Joachim von Broitzem, Doktor beider Rechte, Braunschweigischer Patrizier, Sohn des Herrn Bürgermeisters Bernt, war zunächst Kanzleivorsteher der Abtei Quedlinburg, dann sechs Jahre lang erster Syndikus seiner Vaterstadt. Als aber einige Bürger einen Aufruhr anzettelten und sich gegen den Magistrat erhoben und er sich deren Machenschaften gemeinsam mit dem Senat und mit den Rechtgesinnten mutig und fest entgegengesetzt hatte, womit er sich üblen Ruhm einhandelte, sagte er seine Unterstützung, die er seiner Vaterstadt aufgekündigt hatte, der hochberühmten Stadt Lüneburg zu und ließ sie ihr Zeit seines Lebens zukommen. Schließlich aber verschied er zwei Jahre später, erschöpft von den schweren Sorgen wegen des allgemeinen Unglücks seiner Vaterstadt wie auch wegen seines schlimmen privaten Schicksals von Krankheit verzehrt, fromm und friedlich am 6. Juni im Jahr Christi 1603; er starb im Alter von 48 Jahren. Sein Leib ruht hier in der Hoffnung auf eine selige Auferstehung. Seine Gegner wurden im anderen Jahr nach seinem Tod des Hochverrats überführt und auf dem Marktplatz ihrer Vaterstadt hingerichtet (mit schändlichem Tod bestraft), und bezeugten so dem Verstorbenen auch jetzt noch seine Unschuld. (A) 
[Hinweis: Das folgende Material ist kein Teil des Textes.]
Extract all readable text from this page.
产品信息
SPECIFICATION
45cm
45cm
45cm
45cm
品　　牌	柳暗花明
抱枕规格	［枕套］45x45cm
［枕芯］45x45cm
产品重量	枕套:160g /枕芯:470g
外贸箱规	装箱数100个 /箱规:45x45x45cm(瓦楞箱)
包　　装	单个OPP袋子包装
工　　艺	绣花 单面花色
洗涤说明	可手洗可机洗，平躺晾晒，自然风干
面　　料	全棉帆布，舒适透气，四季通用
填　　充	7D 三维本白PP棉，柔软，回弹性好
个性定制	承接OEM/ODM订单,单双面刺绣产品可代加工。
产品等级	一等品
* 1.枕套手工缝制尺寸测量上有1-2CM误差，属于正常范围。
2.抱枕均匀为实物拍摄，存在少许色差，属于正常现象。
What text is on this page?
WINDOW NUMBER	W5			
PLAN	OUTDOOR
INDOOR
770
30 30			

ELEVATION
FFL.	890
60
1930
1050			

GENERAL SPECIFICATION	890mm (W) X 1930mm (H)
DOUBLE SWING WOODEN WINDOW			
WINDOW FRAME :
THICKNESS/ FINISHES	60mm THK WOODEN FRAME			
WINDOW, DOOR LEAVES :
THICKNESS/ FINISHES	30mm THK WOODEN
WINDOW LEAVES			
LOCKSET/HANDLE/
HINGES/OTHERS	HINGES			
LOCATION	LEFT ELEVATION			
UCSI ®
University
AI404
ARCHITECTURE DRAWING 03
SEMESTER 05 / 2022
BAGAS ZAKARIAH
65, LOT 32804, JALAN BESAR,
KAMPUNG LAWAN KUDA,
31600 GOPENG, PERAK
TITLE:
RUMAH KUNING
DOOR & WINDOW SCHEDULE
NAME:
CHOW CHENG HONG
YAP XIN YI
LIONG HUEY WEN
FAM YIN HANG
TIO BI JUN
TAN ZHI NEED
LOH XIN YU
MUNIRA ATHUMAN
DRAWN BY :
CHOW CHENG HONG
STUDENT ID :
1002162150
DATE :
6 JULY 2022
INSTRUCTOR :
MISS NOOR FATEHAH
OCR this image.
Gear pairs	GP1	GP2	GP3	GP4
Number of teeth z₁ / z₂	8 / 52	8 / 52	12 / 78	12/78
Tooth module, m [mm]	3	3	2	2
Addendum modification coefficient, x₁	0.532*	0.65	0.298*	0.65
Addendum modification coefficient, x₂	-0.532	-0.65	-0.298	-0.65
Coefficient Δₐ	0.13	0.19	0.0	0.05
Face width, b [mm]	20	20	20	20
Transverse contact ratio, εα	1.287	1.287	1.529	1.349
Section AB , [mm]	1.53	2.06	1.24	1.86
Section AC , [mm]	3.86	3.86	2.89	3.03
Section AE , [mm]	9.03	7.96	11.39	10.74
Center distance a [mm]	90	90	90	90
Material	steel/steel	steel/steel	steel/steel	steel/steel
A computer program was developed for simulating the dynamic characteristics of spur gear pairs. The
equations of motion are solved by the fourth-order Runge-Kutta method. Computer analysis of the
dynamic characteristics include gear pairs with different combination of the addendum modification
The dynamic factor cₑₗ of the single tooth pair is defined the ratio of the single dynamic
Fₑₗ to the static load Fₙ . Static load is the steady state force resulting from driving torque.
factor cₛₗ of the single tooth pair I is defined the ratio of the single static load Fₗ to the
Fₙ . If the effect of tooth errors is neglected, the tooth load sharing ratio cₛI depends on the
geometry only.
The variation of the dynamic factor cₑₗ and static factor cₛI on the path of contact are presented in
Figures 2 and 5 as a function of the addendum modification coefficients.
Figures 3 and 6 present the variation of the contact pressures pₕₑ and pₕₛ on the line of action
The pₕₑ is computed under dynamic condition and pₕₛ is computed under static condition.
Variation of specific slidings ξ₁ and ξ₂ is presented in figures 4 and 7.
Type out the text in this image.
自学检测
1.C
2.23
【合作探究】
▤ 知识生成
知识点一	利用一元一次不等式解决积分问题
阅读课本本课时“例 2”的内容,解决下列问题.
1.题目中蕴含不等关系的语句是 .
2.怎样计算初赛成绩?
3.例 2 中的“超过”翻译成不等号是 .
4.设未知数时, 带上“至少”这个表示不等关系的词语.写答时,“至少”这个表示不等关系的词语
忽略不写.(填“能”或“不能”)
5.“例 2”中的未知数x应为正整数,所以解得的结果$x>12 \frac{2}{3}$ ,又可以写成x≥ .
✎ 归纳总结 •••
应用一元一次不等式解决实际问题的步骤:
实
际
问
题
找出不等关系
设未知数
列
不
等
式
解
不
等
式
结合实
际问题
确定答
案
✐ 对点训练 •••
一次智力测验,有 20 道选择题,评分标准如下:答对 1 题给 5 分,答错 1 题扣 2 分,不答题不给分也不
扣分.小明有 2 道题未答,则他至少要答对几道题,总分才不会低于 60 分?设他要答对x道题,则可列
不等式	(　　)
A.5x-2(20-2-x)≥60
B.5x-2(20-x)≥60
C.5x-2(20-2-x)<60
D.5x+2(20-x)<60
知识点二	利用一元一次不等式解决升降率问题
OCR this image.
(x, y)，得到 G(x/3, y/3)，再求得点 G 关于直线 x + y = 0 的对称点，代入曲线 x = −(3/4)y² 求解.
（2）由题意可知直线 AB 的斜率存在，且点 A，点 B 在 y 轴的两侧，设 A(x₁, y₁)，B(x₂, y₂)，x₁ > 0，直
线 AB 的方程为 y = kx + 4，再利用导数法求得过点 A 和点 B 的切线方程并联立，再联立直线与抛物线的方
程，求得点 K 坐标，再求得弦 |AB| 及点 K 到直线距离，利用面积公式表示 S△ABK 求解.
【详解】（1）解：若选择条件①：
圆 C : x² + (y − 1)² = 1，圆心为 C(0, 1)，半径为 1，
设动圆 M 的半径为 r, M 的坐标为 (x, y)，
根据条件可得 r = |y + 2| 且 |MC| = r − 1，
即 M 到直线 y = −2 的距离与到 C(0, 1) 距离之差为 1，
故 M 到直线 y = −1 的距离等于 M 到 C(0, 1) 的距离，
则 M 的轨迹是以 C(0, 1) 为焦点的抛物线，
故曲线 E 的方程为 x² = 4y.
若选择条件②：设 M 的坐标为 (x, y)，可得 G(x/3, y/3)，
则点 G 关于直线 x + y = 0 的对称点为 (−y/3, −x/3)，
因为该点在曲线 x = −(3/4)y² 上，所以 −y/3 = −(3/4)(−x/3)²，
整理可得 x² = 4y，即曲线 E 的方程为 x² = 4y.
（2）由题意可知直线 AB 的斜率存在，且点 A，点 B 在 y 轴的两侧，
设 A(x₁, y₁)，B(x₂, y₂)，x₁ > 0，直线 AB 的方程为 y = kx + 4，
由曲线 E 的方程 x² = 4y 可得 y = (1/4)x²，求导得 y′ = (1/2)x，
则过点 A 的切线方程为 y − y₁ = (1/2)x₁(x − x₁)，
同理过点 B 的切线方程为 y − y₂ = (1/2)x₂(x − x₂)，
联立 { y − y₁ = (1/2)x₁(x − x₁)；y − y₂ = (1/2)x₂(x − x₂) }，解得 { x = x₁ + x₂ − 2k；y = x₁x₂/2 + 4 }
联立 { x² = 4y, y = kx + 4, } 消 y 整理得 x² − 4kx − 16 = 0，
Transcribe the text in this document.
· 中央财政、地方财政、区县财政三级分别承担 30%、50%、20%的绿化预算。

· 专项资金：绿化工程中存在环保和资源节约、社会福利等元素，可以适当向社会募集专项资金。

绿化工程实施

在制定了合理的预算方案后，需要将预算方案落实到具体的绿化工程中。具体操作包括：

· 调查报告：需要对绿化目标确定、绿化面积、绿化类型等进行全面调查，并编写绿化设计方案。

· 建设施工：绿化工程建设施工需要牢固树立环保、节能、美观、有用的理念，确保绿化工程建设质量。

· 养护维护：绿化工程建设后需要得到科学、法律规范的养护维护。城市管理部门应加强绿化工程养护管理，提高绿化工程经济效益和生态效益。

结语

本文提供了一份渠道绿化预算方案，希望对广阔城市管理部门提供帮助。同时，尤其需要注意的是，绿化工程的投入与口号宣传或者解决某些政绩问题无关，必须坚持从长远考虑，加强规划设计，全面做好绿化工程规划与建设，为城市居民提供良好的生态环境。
Ich werde nicht sterben, sondern leben und die Taten des Herrn preisen. (B)

Versmaß: Ein Hexameter (B).

Kommentar

Zu dem Vater des Verstorbenen, dem Braunschweiger Bürgermeister Bernt von Broitzem, vgl. DI 56, Nr. 493 und 494. In der Inschrift ist die Rede von der sogenannten ‚Brabandtschen Revolution‘ (1601–1604), einem von dem Braunschweiger Notar Henning Brabandt angeführten Aufstand von Teilen der Braunschweiger Bürgerschaft gegen die Herrschaft der alten Ratsfamilien in der Stadt.2) Nachdem der alte Rat vorübergehend Zugeständnisse machen musste, setzte er sich schon 1604 erneut durch und ließ die Anführer des Aufstands im Herbst 1604 hinrichten. Danach ist das Epitaph datiert, auf dem in Inschrift A die Hinrichtungen erwähnt sind. In ihrer detaillierten Schilderung des Lebenswegs und den sehr persönlichen Angaben zu dem Verstorbenen und seiner Gemütsverfassung bildet die Grabschrift des Joachim von Broitzem die absolute Ausnahme unter den zahlreichen nur aus Topoi und Amtsdaten zusammengesetzten Lüneburger Grabschriften.

Joachim von Broitzem gehörte als Sohn des Bernt von Broitzem und der Elisabeth von Vechelde einer der alten Braunschweiger Ratsfamilien an. Dass er durch den Brabandtschen Aufstand gezwungen war, seine Heimatstadt Braunschweig zu verlassen, in der er seit sechs Jahren als Syndikus tätig war, betrachtete er offenbar als die große Katastrophe seines Lebens, die in ungewöhnlich ausführlicher Weise in seiner Grabschrift thematisiert wird. Daran änderte sich auch nichts dadurch, dass ihn die Stadt Lüneburg am 18. April 1601 unmittelbar nach seiner Flucht ebenfalls als Syndikus anstellte.3) Bemerkenswert ist eine in den Akten überlieferte, von Joachim von Broitzem geschriebene Liste, die eine Aufstellung sämtlicher bei seiner Einstellung in Lüneburg zu behandelnder Punkte enthält. Einigen dieser Punkte ist ein kurzer Vermerk zu dem Verhandlungsergebnis hinzugefügt. Daraus lässt sich u. a. entnehmen, dass die Stadt Lüneburg es abgelehnt hatte, einen in Lemgo zur Schule gehenden Sohn Broitzems mit 50 Mark zu unterstützen. Die Forderung nach einem Antrittsgeld in Höhe vom 800 Mark übertraf die Stadt Lüneburg noch, indem sie Broitzem wie seinem Vorgänger bei seiner Anstellung die beträchliche Summe von 1000 Mark zahlen wollte.4)

Anmerkungen

  1. Nach Ps. (G) 117,17. Die Stellenangabe in der Inschrift entspricht der Zählung der Luther-Bibel.
  2. Vgl. dazu Werner Spieß, Ratsherren der Stadt Braunschweig, Braunschweig 1970 (Braunschweiger Werkstücke 52), S. 38–41. Sowie DI 56, S. XIX.
  3. StA Lüneburg, UA a: 1601 April 18.
  4. StA Lüneburg, AA A7a Nr. 10kk.

Nachweise

  1. Rikemann, Libellus, fol. 51v.

Zitierhinweis:
DI 100, Stadt Lüneburg, Nr. 760† (Sabine Wehking), in: www.inschriften.net, urn:nbn:de:0238-di100g019k0076007.